Restoring the creek
Field study contributes to water quality improvement
Environmental field work underway in Soldier Creek will soon address erosion issues leading to poor water quality.
Fort Dodge’s latest water quality improvement project kicked off field work in the stream at 170th Street, north of the city, earlier this week. It’s one of several projects the city has undertaken since 2014 to improve environmental health and water quality at a time where many are trying to get outdoors as much as possible.
Clive-based Impact7G Inc. has been studying eroded creek banks, taking cross-sections of high points in the stream and collecting rock samples to determine the speed and velocity of the water, among many other things, in an attempt to restore the site at the boundary between urban and rural development to its original state decades ago.
As an increase in the number of storms over the last several decades as well as a surge in the typical storm’s intensity has caused more water to rush through the stream faster, creek banks have eroded to the point of collapse in places, according to Judy Joyce, geomorphologist and project manager with the environmental services firm.
“When water is going fast, the creek tries to adjust itself by making the stream length longer,” Joyce said. “If (water) goes too fast, it’ll want to make bends.”
Though a bank caving into a meandering creek might not seem of much consequence, the accumulation over thousands of miles of streams can have detrimental effects downstream in Fort Dodge, the Des Moines River and, eventually, the Gulf of Mexico. As banks erode, they dump silt, clay and sediments carrying nitrates, phosphates, bacteria and e. coli into the stream, affecting the health of fish, wildlife and the natural water bodies that humans rely on.

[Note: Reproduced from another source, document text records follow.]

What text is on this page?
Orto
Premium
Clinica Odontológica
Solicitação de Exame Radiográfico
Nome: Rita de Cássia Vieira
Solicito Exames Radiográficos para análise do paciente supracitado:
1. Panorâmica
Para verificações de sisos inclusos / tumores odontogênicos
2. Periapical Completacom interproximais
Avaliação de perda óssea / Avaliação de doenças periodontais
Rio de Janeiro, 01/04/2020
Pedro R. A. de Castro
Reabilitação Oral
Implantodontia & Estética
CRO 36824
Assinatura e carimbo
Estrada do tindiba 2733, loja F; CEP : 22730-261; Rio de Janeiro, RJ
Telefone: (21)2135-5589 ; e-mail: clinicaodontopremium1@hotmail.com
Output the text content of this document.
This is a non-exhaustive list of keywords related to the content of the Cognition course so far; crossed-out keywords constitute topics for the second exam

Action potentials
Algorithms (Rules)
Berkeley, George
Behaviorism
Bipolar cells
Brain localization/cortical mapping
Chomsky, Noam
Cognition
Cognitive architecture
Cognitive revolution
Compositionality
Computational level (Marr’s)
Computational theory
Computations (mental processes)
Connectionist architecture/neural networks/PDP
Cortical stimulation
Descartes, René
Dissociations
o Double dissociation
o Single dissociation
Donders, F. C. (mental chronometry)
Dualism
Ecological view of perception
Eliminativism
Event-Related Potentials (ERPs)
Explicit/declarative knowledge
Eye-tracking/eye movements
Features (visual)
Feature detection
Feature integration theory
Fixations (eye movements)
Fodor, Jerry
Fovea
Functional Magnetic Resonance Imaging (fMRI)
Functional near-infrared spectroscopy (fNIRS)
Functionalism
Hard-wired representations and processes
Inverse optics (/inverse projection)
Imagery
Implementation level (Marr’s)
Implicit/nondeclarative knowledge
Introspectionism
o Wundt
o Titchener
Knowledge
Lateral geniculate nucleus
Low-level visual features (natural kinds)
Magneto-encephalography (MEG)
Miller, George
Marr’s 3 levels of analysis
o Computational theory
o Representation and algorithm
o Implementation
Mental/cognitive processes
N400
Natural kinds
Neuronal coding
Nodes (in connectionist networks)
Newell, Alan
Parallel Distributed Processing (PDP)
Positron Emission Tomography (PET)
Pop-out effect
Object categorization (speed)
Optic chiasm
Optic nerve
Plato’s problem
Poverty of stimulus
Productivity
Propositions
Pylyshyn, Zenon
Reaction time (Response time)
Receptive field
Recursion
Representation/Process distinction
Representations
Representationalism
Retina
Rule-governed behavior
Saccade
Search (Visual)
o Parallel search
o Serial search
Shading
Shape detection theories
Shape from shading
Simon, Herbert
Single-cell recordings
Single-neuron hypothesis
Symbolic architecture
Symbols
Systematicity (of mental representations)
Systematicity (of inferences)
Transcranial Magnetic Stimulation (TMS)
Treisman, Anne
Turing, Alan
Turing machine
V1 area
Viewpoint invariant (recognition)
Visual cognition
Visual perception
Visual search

That sediment flowing long distances during high spring rainfalls has contributed to a “dead zone” in the Gulf of Mexico now the size of Massachusetts, where little or no oxygen kills fish and other marine wildlife, according to the National Oceanic and Atmospheric Administration. In 2017, the dead zone was about 2,000 square miles smaller, comparable to the size of New Jersey (8,700 square miles.)
In the age of COVID-19, as many flock to outdoor spaces as a reliably safe place for socially-distanced recreation, keeping natural resources healthy also has renewed importance for recreation.
“If we want people to touch the water and interact with it, we have to clean it up so the water’s safe,” Joyce said.
The weather pattern changes contributing to the bank collapses, a consequence of climate change, haven’t just affected shorelines of coastal cities — they’re right in Iowa’s backyard.
“Over the last 50 years, we’ve seen more 100-year flood events and more large storm events than we’ve ever seen before,” Joyce said. “You’re getting that one-two punch of bigger storm events plus land use changes that have changed the way the water’s delivered to the system.”
With more pavement, fewer wetlands and more shallow vegetation, water that would have taken more time to filter through the land on its journey to the creek hundreds of years ago now flows in at a much quicker rate.
By determining how much water the stream can safely hold, the environmental firm will implement solutions through a plan to be returned to the city by this fall.
“We’re hoping to stop that erosion and plant species that naturally clean up the water ways,” said Tony Trotter, city engineer. “In the end, we’re just trying to be good environmental stewards and do our part to clean up Soldier Creek and the Des Moines Rivershed.”
The project, which will cost about $1 million, is functionally cost-free to the city thanks to the state’s revolving Clean Water Loan fund. When rolled into the city’s $15.5 million sanitary sewer improvement projects, water quality improvement projects through the state program allow the city to reduce its interest rate, making its payments the same.
“You essentially get a free project,” Trotter said.
This is the fourth project the city has undertaken since 2014. Other projects have been completed at Snell-Crawford Park and Badger Lake at John F. Kennedy Memorial Park.
Improvement plans recommended by Impact7G should be constructed this winter or next summer, restoring pieces of the section that was once a straight stretch of creek about 100 years ago.
Soldier Creek has some nice features, Joyce said, such as gravel substrate that serves as a breeding ground for bugs that feed the fish, abundant variety of wildlife, tree cover and vegetation. Some problem areas already identified include collapsed culverts going into the stream and a lack of sandbars, which remove nutrients and trap sediment to avoid choking the stream.
Joyce said that they may install sand bars, cross veins made of rocks that can reduce the negative affects of high-velocity waters and structures that can improve water and habitat quality.
“It might not seem like a lot to have a couple banks cave in, but over hundreds of thousands of miles of streams, this is going on, and (soil) is going downstream,” Joyce said. “We’ve got to start somewhere.”
This time next year, the stream could be restored to the way it was naturally supposed to function.